Non-gaussianity in fluctuations from warm inflation
Ian G Moss, Chun Xiong
TL;DR
The paper investigates non-gaussianity in density fluctuations within the strong warm inflation framework, where a radiation bath dominates inflaton dynamics and thermal fluctuations source perturbations. By modeling inflaton fluctuations with a Langevin equation and solving for the power spectrum and bispectrum under large $\nu=\Gamma/(2H)$, the authors derive a curvature bispectrum $B_\zeta$ with a dominant angular- and scale-dependent term governed by a function $L(r)$, where $r=\Gamma/(3H)$. They find that non-gaussianity can be sizable (quantified by $f_{NL}$) and exhibit a distinctive $l=1$ angular dependence, offering a practical observational signature for Planck-scale CMB analysis.
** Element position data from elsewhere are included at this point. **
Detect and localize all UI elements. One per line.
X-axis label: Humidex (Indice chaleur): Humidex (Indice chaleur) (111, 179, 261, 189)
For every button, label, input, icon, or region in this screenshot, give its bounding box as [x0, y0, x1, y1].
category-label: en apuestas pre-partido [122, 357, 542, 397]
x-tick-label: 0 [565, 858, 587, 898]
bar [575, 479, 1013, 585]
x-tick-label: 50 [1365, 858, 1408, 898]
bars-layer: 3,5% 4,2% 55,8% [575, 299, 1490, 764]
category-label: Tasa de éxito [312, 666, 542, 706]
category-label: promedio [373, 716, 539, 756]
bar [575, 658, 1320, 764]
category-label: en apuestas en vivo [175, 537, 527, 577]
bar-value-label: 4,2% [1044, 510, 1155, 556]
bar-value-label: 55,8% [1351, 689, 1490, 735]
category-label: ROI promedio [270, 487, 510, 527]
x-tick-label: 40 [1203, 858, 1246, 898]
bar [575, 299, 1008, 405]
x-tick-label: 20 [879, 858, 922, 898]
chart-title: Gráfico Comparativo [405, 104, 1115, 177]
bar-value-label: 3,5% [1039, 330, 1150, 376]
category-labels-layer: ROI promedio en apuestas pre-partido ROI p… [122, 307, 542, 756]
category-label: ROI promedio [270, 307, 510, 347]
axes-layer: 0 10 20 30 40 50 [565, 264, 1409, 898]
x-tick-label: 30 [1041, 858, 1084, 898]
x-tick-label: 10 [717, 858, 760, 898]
The results imply that strong warm inflation could be tested or constrained by primordial non-gaussianity, providing a potential discriminator from other early-Universe scenarios such as the curvaton model.
Abstract
The scalar mode density perturbations in a the warm inflationary scenario are analysed with a view to predicting the amount of non-gaussianity produced by this scenario. The analysis assumes that the inflaton evolution is strongly damped by the radiation, with damping terms that are temperature independent. Entropy fluctuations during warm inflation play a crucial role in generating non-gaussianity and result in a distinctive signal which should be observable by the Planck satellite.